La frequenza dei cambi di compagnia rimane elevata, segnale di una clientela sempre più attenta al prezzo e meno fidelizzata. Decisamente più dinamico il comparto delle polizze danni non auto, che registra una crescita superiore alla media. In particolare, le coperture per la casa e il patrimonio mostrano un aumento significativo delle nuove sottoscrizioni, trainate dall’attenzione ai rischi climatici estremi, agli eventi atmosferici intensi e ai danni da acqua.
Gennaio 2026 conferma una tendenza strutturale: la protezione dell’abitazione non è più percepita come accessoria, ma come elemento centrale della pianificazione finanziaria familiare. Buon andamento anche per le polizze infortuni e malattia, soprattutto nella componente individuale. Le famiglie, pur in un contesto di consumi ancora selettivi, mostrano una crescente propensione a coperture che tutelano il reddito e la capacità lavorativa.
Le sottoscrizioni risultano particolarmente concentrate nelle fasce di età centrali, con lavoratori autonomi e liberi professionisti che cercano soluzioni di protezione complementari rispetto al sistema pubblico. Sul fronte delle imprese, gennaio 2026 evidenzia una ripresa delle sottoscrizioni nei rami property e responsabilità civile, soprattutto tra le piccole e medie aziende. Il contesto economico incerto e la maggiore esposizione a rischi operativi spingono le imprese a rafforzare le coperture, anche se permane una forte attenzione ai costi e alle franchigie.
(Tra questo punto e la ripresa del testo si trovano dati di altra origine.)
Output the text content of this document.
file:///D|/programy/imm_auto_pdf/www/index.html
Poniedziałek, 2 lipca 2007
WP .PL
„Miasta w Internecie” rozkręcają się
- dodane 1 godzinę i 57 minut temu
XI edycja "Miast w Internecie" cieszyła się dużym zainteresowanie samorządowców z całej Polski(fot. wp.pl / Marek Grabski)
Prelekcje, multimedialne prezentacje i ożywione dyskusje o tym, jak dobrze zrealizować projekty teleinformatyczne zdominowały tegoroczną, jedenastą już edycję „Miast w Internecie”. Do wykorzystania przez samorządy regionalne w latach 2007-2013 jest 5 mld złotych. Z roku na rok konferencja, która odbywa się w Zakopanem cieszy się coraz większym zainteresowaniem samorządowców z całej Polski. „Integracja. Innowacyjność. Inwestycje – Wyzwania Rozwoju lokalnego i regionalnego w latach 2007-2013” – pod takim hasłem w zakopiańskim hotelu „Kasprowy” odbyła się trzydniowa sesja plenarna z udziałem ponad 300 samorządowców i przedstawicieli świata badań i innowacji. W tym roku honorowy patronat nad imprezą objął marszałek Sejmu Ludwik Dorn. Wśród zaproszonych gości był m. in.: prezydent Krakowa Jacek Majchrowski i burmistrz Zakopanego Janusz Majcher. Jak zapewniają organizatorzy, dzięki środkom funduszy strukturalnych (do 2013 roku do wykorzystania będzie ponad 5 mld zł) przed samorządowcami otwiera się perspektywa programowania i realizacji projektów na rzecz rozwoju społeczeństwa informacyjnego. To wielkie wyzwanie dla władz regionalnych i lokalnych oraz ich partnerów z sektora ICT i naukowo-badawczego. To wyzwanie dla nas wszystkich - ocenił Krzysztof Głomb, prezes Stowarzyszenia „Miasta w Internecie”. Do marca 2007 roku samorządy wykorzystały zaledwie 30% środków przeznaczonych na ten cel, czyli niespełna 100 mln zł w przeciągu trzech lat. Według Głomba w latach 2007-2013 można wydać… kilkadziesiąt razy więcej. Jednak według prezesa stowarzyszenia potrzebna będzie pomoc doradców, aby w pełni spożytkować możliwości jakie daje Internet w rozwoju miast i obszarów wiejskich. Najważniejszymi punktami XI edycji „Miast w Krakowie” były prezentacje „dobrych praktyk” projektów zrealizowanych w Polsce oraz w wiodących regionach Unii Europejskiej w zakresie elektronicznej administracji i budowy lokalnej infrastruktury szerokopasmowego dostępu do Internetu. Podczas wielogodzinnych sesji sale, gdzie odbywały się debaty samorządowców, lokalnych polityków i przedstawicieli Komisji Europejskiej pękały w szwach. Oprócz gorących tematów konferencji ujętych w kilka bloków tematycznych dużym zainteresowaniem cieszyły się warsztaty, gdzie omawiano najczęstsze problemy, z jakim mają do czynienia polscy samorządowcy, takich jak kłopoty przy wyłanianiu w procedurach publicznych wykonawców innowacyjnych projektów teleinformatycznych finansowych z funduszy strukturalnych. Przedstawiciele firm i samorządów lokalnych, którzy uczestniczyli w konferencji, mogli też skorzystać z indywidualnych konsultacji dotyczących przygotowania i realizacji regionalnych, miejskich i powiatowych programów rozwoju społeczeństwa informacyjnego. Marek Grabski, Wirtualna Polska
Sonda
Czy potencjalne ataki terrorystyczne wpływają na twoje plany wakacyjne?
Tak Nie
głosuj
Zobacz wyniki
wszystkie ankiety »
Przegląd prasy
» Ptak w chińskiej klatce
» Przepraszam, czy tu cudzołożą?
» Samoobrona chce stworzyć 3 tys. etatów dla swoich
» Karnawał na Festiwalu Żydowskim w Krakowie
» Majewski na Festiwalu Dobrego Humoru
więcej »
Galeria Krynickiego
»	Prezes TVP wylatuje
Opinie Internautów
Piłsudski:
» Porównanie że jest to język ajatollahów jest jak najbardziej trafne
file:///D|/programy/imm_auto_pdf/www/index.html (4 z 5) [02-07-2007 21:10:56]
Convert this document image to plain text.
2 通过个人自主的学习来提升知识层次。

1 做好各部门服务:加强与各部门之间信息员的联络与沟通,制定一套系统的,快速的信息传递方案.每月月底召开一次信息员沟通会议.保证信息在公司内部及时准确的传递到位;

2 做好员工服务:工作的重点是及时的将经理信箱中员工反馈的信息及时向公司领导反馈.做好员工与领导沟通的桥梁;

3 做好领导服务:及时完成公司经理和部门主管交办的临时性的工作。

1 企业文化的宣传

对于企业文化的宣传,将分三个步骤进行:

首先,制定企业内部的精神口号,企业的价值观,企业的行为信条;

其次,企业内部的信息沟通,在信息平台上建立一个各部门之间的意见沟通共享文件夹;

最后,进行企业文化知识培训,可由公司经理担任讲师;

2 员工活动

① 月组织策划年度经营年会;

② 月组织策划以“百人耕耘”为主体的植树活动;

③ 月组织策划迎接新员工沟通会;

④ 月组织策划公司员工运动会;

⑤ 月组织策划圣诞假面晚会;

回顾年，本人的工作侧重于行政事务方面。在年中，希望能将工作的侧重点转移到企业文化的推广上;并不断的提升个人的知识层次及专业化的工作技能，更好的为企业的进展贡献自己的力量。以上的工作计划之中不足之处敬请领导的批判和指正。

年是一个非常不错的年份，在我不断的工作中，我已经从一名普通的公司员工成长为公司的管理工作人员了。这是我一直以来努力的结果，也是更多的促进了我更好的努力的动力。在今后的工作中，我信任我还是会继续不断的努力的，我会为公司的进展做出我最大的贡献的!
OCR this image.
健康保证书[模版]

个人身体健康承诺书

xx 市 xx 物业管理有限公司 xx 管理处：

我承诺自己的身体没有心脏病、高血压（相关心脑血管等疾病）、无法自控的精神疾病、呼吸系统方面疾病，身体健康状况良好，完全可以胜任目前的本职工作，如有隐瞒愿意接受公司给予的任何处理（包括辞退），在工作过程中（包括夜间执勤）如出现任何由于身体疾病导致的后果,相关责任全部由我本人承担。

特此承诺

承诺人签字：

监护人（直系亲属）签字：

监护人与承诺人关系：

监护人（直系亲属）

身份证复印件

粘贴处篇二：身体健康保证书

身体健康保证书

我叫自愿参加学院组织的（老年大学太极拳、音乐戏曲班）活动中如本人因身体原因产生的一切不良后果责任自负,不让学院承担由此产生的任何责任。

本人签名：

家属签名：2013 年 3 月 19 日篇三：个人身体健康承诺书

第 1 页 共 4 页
Cresce l’interesse per soluzioni modulari e personalizzate, capaci di adattarsi alle reali esigenze operative senza appesantire eccessivamente il bilancio. Dal punto di vista distributivo, continua a rafforzarsi il ruolo del canale bancario e digitale, soprattutto per le polizze danni retail a bassa complessità. Gennaio 2026 conferma che la banca viene sempre più percepita come punto di riferimento per una protezione integrata del patrimonio, mentre il digitale intercetta una clientela più giovane e price sensitive.
Nel complesso, l’andamento delle polizze danni a gennaio 2026 mostra un mercato in evoluzione: meno spinta sui prodotti obbligatori, più attenzione alla protezione consapevole. La crescita non è esplosiva, ma qualitativa, con un progressivo spostamento dalla logica del prezzo a quella del valore della copertura. Una tendenza destinata a consolidarsi nel corso dell’anno.